James Su, an infrastructure analyst for Fitch Solutions, said well-executed PPP projects are generally implemented faster compared to those funded through foreign loans “as it is in the best interest for private entities to minimize disruptions and delays to avoid cost overruns.”

“The shift in policy back to a heavier reliance on PPPs is likely to be positive news for the private sector, but potential investors may still be deterred due to the presence of other risks in the Philippine construction market,” Mr. Su said.

SOURCES OF FUNDING
The 100 projects under the revised list are estimated to cost around P4.25 trillion, significantly larger than the P2.41 trillion costing of the original list of 75.

Of the 100, 49 projects will be funded through ODA loans worth P2.31 trillion, followed by the 29 PPP-funded projects worth P1.77 trillion. The remaining 22 projects will be funded out of the national budget and are worth P167.95 billion.

Some 56 of the list of 100 have been set completion targets of 2022 or earlier. Mr. Dizon said all projects will be started before the government steps down. His own estimate is that about 35 projects will be completed before the President steps down in mid-2022.

“In the new list, 35 are already ongoing, meaning shovels and equipment are on the ground, 32 will commence construction in six to eight months, 21 are at the advanced stages of approval, and 12 are at the advanced stages of feasibility studies,” he said in his letter to Mr. Salceda.

The projects fall under five categories: transport and mobility, power, water, information and communications technology, and urban development and renewal, he added.

Among the projects that were scrapped from the initial list were some proposed bridges since they were deemed not doable due to lack of appropriate technology.

This includes the proposed bridge from Matnog, Sorsogon to Allen, Samar as well as the proposed bridge linking Leyte to Surigao.

The transportation works that were added to the new list were the P1.4-billion Sangley Airport project, the P10-billion Light Rail Transit West Extension, the P9.73-billion EDSA Greenways as well as the Bataan-Cavite Interlink Bridge which is now in the advanced feasibility study stage.

Some PPP-funded projects that were included are the New Manila International Airport in Bulacan, and the rehabilitation of the Ninoy Aquino International Airport (NAIA).

PCCI’s Ms. Limjoco said the chamber expects the approved projects to break ground as soon as possible to meet the targeted completion dates.

European Chamber of Commerce of the Philippines (ECCP) President Nabil Francis said prompt execution of projects is the most important part of the drive to develop infrastructure but “when it comes to flagship projects, continuity is key from one administration to another.”

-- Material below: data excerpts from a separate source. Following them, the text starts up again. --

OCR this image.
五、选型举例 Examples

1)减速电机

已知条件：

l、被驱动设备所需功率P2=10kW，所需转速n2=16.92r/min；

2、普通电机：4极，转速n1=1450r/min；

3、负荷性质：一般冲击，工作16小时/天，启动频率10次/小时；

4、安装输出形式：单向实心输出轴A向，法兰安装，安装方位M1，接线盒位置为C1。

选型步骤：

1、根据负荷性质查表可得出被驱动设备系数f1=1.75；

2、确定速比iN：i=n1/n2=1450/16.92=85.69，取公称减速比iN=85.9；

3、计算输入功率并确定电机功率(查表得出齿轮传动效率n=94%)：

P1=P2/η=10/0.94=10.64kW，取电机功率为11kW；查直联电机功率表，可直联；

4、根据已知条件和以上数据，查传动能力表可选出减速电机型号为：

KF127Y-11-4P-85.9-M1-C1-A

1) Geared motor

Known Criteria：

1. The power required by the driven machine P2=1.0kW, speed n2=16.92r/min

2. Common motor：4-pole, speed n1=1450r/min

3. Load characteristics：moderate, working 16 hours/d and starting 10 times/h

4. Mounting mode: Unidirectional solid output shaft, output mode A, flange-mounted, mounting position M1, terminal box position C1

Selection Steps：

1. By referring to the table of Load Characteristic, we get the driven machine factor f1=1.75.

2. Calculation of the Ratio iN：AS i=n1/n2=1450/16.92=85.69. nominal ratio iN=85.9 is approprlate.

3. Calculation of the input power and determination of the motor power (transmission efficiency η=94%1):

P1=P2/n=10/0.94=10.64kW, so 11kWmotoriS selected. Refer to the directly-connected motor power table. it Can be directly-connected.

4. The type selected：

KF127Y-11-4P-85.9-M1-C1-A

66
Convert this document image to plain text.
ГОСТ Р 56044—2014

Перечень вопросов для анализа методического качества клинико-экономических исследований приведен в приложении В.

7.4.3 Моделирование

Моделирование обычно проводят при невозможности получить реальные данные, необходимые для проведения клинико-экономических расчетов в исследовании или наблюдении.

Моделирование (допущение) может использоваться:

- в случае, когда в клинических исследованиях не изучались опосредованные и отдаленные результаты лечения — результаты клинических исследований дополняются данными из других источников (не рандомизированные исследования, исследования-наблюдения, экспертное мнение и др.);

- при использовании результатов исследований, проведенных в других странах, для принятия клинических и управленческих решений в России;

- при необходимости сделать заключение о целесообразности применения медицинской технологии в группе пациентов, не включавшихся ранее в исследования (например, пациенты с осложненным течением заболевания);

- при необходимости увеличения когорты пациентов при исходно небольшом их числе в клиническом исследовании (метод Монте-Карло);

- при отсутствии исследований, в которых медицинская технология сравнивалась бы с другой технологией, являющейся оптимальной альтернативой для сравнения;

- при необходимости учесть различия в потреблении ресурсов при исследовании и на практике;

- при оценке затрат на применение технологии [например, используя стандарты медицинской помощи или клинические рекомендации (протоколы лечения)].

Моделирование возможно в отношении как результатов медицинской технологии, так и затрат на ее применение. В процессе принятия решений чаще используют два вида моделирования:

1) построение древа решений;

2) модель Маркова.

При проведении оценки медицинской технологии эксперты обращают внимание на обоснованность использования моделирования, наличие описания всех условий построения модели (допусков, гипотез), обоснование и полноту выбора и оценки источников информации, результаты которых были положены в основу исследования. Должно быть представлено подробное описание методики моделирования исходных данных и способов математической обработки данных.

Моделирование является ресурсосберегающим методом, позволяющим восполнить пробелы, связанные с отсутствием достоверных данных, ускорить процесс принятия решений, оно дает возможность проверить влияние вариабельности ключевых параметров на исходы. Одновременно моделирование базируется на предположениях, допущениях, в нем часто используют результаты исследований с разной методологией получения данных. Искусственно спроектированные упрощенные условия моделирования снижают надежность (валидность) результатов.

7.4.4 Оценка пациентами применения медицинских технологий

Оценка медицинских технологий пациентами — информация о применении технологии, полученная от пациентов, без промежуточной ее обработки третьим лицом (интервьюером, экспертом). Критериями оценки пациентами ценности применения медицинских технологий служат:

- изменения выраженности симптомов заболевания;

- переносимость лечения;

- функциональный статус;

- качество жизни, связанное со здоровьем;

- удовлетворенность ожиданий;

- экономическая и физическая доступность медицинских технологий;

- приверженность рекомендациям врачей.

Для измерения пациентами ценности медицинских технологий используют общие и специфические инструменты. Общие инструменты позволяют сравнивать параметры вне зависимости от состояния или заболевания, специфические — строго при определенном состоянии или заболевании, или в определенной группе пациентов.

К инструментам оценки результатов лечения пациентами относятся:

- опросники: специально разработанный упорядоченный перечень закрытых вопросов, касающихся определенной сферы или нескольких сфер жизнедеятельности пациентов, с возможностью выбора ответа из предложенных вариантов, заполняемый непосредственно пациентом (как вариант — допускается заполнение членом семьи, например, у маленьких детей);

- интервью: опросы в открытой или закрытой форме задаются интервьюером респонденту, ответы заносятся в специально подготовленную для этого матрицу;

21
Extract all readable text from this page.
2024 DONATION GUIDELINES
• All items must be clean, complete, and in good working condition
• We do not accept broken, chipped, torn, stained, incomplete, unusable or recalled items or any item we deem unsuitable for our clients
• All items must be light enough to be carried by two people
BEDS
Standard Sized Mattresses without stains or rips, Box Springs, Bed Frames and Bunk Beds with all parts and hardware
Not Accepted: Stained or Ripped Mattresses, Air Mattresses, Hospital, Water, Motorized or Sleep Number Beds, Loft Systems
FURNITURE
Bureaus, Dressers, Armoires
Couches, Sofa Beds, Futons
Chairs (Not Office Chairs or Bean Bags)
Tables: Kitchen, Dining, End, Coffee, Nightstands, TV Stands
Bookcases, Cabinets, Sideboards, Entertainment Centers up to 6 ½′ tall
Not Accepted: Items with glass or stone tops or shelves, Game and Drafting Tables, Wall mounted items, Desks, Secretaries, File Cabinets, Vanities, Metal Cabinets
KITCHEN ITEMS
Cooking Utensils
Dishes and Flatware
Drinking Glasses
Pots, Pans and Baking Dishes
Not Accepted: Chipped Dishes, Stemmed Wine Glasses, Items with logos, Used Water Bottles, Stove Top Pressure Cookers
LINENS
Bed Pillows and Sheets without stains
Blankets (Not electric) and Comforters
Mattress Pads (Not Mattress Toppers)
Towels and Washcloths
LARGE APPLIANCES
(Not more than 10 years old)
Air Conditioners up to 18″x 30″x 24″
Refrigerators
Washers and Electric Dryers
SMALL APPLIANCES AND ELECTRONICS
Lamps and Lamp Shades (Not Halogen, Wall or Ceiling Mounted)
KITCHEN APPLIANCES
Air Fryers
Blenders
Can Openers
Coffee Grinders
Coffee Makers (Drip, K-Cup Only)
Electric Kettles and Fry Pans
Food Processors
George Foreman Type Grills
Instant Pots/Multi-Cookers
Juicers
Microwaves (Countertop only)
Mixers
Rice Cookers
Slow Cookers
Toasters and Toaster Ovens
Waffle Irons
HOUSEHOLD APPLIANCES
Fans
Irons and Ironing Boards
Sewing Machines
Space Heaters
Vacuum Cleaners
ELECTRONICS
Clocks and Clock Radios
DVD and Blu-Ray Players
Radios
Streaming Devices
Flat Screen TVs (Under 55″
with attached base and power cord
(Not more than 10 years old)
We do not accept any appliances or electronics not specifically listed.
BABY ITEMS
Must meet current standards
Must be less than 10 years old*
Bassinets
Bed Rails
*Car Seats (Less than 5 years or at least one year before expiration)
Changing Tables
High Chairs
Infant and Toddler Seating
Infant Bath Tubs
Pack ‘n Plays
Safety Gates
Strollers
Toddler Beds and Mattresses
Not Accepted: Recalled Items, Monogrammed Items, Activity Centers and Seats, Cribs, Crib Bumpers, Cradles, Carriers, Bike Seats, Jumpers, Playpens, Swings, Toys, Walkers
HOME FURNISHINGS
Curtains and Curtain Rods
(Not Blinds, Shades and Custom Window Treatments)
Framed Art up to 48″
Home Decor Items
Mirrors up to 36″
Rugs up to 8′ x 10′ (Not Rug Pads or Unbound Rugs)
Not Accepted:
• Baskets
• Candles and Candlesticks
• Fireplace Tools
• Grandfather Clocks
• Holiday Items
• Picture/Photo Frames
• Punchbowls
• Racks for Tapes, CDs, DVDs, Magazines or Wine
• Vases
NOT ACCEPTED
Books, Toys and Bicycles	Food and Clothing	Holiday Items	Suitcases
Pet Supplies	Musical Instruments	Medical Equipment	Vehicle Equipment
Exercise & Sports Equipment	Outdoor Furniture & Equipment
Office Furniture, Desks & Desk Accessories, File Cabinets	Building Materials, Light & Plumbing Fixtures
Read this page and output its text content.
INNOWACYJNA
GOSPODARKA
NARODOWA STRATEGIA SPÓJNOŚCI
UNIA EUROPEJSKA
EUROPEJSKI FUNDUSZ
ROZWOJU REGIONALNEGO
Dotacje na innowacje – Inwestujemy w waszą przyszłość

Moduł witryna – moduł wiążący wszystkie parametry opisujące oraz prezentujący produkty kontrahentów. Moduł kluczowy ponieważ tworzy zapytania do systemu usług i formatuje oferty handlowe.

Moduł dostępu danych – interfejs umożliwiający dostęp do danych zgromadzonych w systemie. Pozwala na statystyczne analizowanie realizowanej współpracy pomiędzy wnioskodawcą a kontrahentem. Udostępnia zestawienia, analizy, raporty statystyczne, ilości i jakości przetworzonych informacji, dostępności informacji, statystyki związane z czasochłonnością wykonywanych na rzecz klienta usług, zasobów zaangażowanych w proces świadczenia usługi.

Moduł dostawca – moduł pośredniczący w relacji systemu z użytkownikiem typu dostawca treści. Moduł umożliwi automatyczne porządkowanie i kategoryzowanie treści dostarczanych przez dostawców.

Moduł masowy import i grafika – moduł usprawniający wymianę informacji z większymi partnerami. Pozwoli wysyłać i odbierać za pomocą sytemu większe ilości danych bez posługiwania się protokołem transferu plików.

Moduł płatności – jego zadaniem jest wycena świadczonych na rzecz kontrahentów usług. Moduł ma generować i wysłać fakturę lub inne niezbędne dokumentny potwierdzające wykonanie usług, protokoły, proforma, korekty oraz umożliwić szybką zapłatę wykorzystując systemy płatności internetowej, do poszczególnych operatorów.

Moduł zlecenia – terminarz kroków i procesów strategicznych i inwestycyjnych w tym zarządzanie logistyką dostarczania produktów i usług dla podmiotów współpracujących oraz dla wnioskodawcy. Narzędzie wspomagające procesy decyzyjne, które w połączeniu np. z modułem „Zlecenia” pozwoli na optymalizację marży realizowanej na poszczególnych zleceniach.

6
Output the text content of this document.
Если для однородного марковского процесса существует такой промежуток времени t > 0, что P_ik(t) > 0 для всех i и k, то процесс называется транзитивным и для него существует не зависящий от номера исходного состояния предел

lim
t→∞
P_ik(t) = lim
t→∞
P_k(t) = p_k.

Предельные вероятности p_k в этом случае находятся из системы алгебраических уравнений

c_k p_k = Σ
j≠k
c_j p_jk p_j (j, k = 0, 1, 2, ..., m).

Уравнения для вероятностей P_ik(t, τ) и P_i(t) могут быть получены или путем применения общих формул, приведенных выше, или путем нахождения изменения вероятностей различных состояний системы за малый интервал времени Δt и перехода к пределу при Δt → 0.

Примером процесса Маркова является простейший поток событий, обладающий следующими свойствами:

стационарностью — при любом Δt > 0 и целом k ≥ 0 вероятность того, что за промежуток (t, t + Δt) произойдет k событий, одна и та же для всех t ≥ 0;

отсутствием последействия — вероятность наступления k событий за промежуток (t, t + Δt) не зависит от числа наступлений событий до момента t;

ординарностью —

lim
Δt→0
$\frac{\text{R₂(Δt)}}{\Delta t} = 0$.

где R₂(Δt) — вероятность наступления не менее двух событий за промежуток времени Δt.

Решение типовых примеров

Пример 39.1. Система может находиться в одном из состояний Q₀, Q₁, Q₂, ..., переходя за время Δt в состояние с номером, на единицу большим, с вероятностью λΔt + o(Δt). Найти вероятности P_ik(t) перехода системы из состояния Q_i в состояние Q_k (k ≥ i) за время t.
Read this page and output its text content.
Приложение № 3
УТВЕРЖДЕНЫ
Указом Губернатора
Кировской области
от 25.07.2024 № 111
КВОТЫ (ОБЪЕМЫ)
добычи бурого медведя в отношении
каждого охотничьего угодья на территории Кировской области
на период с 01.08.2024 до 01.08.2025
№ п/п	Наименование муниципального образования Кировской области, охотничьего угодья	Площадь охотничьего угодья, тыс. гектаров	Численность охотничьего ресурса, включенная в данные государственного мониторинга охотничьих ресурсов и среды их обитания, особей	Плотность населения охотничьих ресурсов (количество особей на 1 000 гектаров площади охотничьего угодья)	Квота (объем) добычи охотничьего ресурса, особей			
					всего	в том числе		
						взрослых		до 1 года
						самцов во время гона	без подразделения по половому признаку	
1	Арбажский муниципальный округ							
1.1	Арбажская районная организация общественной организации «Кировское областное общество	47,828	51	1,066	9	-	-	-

Mr. Dizon said with input from economic managers and the implementing agencies, projects that made it to the flagship list are deemed urgent with the highest possible impact on their potential users.

“The advantage there is the entire structure of the NEDA Infrastructure Committee (INFRACOM) and Investment Coordination Committee (ICC) all rallies behind these projects because they are the most urgent and they are the most important projects so we want to be able to move them as fast as possible in order to build momentum. That’s the advantage,” he said.

The “Build, Build, Build” program, Mr. Pernia said, seeks to highlight projects with the highest impact on people’s quality of life, especially in the outlying regions.

He said the project list was geared towards the most feasible and doable with the best chances of being completed within the administration’s term.